Index Debt Review: How to Find Bad, Missing, and Duplicate Indexes
Indexes accumulate silently. Engineers add them to fix slow queries, migration scripts add them to enforce constraints, ORM scaffolding adds them speculatively, and nobody systematically removes them. Over several years, a database with 50 tables can accumulate 200 indexes — half of which are never used, a tenth of which duplicate each other, and several of which are invalid or bloated. The cost is paid on every write: each insert, update, and delete must maintain every index on the affected table, whether or not that index is ever scanned.
Situation
PostgreSQL’s pg_stat_user_indexes tracks cumulative scan counts for every index since the last statistics reset. An index with idx_scan = 0 has never been used in a query plan. An index that duplicates another index means two identical maintenance operations happen on every write. An invalid index — one that failed partway through a CREATE INDEX CONCURRENTLY — takes up space and maintenance overhead without ever being selected by the planner.

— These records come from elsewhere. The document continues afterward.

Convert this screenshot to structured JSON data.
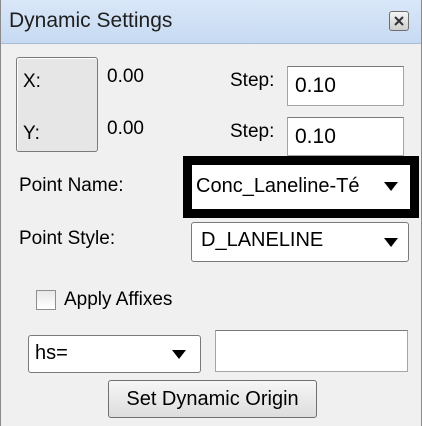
{
  "window": {
    "title": "Dynamic Settings",
    "close_icon": "close-icon"
  },
  "xy_button": {
    "x_label": "X:",
    "y_label": "Y:"
  },
  "coords": {
    "x_value": "0.00",
    "y_value": "0.00"
  },
  "step": {
    "label": "Step:",
    "x_step": "0.10",
    "y_step": "0.10"
  },
  "point_name": {
    "label": "Point Name:",
    "selected": "Conc_Laneline-Té"
  },
  "point_style": {
    "label": "Point Style:",
    "selected": "D_LANELINE"
  },
  "affixes": {
    "label": "Apply Affixes",
    "checked": false
  },
  "prefix": {
    "selected": "hs=",
    "text_value": ""
  },
  "set_origin_button": {
    "label": "Set Dynamic Origin"
  },
  "colors": {
    "titlebar": "#c7daf2",
    "highlight_frame": "#000000",
    "dialog_bg": "#f0f0f0"
  }
}
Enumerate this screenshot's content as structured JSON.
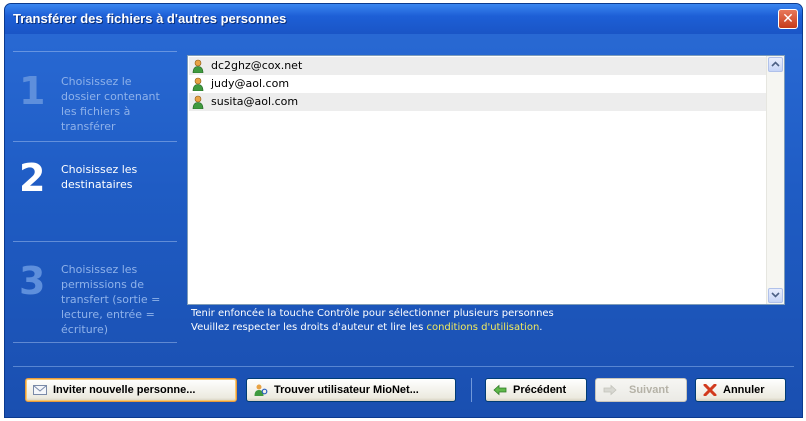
{
  "window": {
    "title": "Transférer des fichiers à d'autres personnes",
    "close_symbol": "✕"
  },
  "steps": [
    {
      "number": "1",
      "label": "Choisissez le dossier contenant les fichiers à transférer",
      "state": "done"
    },
    {
      "number": "2",
      "label": "Choisissez les destinataires",
      "state": "active"
    },
    {
      "number": "3",
      "label": "Choisissez les permissions de transfert (sortie = lecture, entrée = écriture)",
      "state": "pending"
    }
  ],
  "recipients": {
    "items": [
      {
        "email": "dc2ghz@cox.net",
        "icon": "user-icon"
      },
      {
        "email": "judy@aol.com",
        "icon": "user-icon"
      },
      {
        "email": "susita@aol.com",
        "icon": "user-icon"
      }
    ]
  },
  "hints": {
    "multi_select": "Tenir enfoncée la touche Contrôle pour sélectionner plusieurs personnes",
    "copyright_prefix": "Veuillez respecter les droits d'auteur et lire les ",
    "terms_link": "conditions d'utilisation",
    "copyright_suffix": "."
  },
  "buttons": {
    "invite": "Inviter nouvelle personne...",
    "find_user": "Trouver utilisateur MioNet...",
    "previous": "Précédent",
    "next": "Suivant",
    "cancel": "Annuler"
  },
  "colors": {
    "titlebar": "#1d5fd6",
    "panel": "#1f5cc4",
    "link": "#f2ea5e",
    "close": "#c63b1b"
  }
}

Index debt reviews should happen on a schedule, not just when disk is running low. Write amplification from carrying 40 unused indexes on a high-write table is not dramatic — it adds microseconds per write — but it compounds. At high write volume, the cumulative effect shows up as elevated lock contention during bulk operations and higher checkpoint I/O pressure.
The review is a structured SQL audit. No tools required beyond psql.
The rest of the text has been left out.